Error Function, and variants

Description

Computes the error function, or its inverse, based on the normal distribution. Also computes the complement of the error function, or its inverse,

Usage

erf(x, inverse = FALSE)
erfc(x, inverse = FALSE)

Arguments

Details

Erf(x) is defined as

Erf(x) = \frac{2}{\sqrt{\pi}} \int_0^x \exp(-t^2) dt

so that it is closely related to pnorm. The inverse function is defined for x in (-1,1).

Value

Returns the value of the function evaluated at x.

Note

Some authors omit the term 2/\sqrt{\pi} from the definition of Erf(x). Although defined for complex arguments, this function only works for real arguments.
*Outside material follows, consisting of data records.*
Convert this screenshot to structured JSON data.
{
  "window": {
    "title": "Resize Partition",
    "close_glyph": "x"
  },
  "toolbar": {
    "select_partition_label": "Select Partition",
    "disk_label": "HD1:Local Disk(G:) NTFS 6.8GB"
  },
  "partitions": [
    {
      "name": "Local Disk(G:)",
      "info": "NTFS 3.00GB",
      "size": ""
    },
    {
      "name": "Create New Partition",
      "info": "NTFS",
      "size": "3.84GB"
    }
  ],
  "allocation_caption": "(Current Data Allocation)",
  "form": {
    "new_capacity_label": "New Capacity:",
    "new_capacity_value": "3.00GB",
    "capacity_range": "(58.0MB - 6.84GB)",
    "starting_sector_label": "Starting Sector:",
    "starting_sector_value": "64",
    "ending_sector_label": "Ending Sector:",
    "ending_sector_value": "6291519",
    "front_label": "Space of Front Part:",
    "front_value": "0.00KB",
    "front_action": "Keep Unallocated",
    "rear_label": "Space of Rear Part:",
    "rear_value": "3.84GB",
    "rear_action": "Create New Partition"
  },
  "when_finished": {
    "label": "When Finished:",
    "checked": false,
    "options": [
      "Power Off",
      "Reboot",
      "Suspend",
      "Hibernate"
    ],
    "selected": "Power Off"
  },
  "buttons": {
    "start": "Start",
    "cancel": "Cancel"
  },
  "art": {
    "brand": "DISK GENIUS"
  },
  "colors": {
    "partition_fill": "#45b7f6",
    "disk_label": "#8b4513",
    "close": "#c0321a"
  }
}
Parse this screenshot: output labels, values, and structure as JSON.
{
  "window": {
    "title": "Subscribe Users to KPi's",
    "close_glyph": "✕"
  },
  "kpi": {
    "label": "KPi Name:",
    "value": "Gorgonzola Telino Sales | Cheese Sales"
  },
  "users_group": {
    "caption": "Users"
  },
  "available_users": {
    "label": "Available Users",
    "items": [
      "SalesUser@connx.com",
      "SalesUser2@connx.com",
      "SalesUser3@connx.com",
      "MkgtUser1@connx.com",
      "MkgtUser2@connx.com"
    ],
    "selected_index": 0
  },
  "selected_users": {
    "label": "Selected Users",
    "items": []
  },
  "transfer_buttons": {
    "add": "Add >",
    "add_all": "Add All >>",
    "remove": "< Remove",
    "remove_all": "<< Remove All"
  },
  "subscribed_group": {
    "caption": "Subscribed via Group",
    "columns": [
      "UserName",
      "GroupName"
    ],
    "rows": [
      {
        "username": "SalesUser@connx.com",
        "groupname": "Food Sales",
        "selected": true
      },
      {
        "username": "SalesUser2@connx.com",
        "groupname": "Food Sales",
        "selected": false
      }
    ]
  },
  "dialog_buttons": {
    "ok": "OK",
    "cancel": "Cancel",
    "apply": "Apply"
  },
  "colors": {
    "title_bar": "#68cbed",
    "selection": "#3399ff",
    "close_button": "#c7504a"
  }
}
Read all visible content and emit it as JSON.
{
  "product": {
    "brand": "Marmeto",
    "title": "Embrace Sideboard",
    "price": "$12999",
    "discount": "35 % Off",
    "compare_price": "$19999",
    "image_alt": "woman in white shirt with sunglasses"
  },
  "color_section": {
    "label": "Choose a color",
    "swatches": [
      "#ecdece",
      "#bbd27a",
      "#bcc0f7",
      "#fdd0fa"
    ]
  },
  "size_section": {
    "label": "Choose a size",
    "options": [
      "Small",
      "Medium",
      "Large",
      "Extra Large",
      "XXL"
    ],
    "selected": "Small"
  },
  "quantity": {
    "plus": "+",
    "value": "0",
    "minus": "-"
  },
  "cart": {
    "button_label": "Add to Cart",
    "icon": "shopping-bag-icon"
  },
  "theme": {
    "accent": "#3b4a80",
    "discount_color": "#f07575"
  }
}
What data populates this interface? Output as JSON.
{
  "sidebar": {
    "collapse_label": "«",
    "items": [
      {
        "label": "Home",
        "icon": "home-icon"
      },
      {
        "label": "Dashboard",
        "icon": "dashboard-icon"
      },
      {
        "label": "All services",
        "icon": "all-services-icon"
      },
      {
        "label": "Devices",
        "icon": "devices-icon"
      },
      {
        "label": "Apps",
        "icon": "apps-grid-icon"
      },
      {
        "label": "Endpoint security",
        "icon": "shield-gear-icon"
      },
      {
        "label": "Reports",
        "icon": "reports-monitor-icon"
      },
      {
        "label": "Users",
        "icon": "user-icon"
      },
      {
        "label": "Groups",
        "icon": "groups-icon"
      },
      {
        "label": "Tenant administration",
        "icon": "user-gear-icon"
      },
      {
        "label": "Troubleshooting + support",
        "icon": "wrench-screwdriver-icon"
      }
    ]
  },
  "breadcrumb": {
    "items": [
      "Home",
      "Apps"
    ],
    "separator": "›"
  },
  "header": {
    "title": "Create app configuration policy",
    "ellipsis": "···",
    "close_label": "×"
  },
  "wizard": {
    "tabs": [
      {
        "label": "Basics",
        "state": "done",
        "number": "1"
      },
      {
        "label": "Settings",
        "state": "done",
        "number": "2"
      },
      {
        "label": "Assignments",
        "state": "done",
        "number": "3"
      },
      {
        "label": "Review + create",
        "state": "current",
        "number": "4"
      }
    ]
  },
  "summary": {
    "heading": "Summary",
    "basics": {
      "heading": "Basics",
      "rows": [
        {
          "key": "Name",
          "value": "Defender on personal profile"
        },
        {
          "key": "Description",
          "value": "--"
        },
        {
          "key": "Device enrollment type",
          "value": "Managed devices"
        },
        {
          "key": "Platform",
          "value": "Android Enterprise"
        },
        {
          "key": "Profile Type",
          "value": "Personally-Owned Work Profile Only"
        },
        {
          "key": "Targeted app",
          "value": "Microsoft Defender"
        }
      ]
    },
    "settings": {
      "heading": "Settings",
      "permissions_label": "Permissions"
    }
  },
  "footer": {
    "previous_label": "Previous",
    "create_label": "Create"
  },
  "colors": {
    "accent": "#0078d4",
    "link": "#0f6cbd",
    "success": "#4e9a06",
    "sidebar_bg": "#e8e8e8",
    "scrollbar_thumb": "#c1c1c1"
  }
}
The complementary error function erfc(x) is defined as 1-erf(x), and is implemented by erfc. Its inverse function is defined for x in (0,2).

Author(s)

T. W. Yee

References

Abramowitz, M. and Stegun, I. A. (1972). Handbook of Mathematical Functions with Formulas, Graphs, and Mathematical Tables, New York: Dover Publications Inc.

See Also

pnorm.

Examples

## Not run: 
curve(erf,   -3, 3, col = "orange", ylab = "", las = 1)
curve(pnorm, -3, 3, add = TRUE, col = "blue", lty = "dotted", lwd = 2)
abline(v = 0, h = 0, lty = "dashed")
legend("topleft", c("erf(x)", "pnorm(x)"), col = c("orange", "blue"),
       lty = c("solid", "dotted"), lwd = 1:2) 
## End(Not run)